Model reduction

Model reduction using balanced truncation is available through the functions

• baltrunc2 for standard model reduction.
• frequency_weighted_reduction for reduction with frequency focus.
• baltrunc_coprime for normalized-coprime factor reduction.
• baltrunc_unstab for unstable models.
• Model reduction GUI application.

Reduction of very large models

Balanced truncation requires the solution to a Lyapunov equation which may be prohibitively expensive for large systems.

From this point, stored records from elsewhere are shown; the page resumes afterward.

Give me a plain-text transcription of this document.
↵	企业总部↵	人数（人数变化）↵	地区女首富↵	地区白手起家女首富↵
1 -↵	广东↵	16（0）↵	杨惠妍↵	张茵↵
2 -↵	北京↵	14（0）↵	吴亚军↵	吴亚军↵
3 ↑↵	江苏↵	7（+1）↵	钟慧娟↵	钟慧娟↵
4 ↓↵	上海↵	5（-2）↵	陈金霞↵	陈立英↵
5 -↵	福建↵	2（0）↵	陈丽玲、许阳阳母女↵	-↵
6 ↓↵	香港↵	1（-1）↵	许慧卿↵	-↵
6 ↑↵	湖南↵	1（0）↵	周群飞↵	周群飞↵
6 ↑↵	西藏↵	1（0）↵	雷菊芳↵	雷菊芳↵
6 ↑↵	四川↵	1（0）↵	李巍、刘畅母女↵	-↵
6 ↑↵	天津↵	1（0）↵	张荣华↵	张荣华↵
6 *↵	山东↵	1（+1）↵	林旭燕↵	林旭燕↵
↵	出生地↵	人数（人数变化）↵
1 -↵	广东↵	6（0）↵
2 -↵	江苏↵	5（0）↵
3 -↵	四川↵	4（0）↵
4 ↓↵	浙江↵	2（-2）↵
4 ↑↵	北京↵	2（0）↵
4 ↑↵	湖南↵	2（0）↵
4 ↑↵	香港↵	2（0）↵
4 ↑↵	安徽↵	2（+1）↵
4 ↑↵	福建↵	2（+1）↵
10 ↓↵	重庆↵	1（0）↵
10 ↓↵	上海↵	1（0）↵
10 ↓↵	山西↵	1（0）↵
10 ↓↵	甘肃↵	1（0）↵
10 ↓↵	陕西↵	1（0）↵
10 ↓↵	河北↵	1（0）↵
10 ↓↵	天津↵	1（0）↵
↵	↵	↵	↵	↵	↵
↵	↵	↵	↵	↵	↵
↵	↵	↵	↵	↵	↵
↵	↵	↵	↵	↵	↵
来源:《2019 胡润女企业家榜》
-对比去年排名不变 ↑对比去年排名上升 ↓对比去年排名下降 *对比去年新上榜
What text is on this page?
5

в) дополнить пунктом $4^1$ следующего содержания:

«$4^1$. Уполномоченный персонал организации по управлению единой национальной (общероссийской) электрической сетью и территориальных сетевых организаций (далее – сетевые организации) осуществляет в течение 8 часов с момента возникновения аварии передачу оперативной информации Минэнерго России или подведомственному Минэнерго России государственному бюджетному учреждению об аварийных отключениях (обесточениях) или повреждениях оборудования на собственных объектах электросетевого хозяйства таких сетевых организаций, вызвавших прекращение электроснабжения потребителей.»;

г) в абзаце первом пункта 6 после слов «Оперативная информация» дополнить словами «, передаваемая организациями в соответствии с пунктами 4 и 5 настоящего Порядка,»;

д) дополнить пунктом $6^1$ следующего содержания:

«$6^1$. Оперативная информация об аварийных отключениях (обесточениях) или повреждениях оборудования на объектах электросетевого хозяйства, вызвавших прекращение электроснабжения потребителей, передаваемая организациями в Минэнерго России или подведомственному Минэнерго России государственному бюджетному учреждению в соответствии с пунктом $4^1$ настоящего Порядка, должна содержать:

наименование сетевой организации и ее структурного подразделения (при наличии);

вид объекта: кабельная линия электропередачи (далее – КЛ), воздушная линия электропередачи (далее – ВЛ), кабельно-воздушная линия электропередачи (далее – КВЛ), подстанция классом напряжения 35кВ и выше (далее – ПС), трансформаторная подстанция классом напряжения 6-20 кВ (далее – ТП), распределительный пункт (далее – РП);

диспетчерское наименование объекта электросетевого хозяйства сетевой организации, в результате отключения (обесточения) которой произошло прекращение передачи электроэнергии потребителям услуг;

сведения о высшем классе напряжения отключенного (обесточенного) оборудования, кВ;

For systems of order above about 500, a method based on frequency-domain fitting may be substantially faster if the desired model order is less than about 100. The following example illustrates the procedure.

using JuliaSimControls, ControlSystemIdentification
ny,nu,nx = 5,5,1000                     # number of outputs, inputs and states
Ts = 1                                  # Sample time
G = ssrand(ny,nu,nx; Ts, proper=true);  # Generate a random system

N = 200                                 # Number of frequency points
w = range(0, stop=pi/Ts-1/N, length=N)  # Frequency vector

frd = FRD(w, G);                        # Build a frequency-response data object
nxr = 60                                # Reduced model order
@time Gh, x0 = subspaceid(frd, G.Ts, nxr; r=nxr+1, zeroD=true); # Fit frequency response

sigmaplot([G, Gh], w[2:end], lab=["Full order" "Reduced order"])

The frequency-fitting method does not have support for exact DC matching like the balanced-truncation method does, but there exists an option for frequency-based weighting which can achieve similar results. See subspaceid for additional details.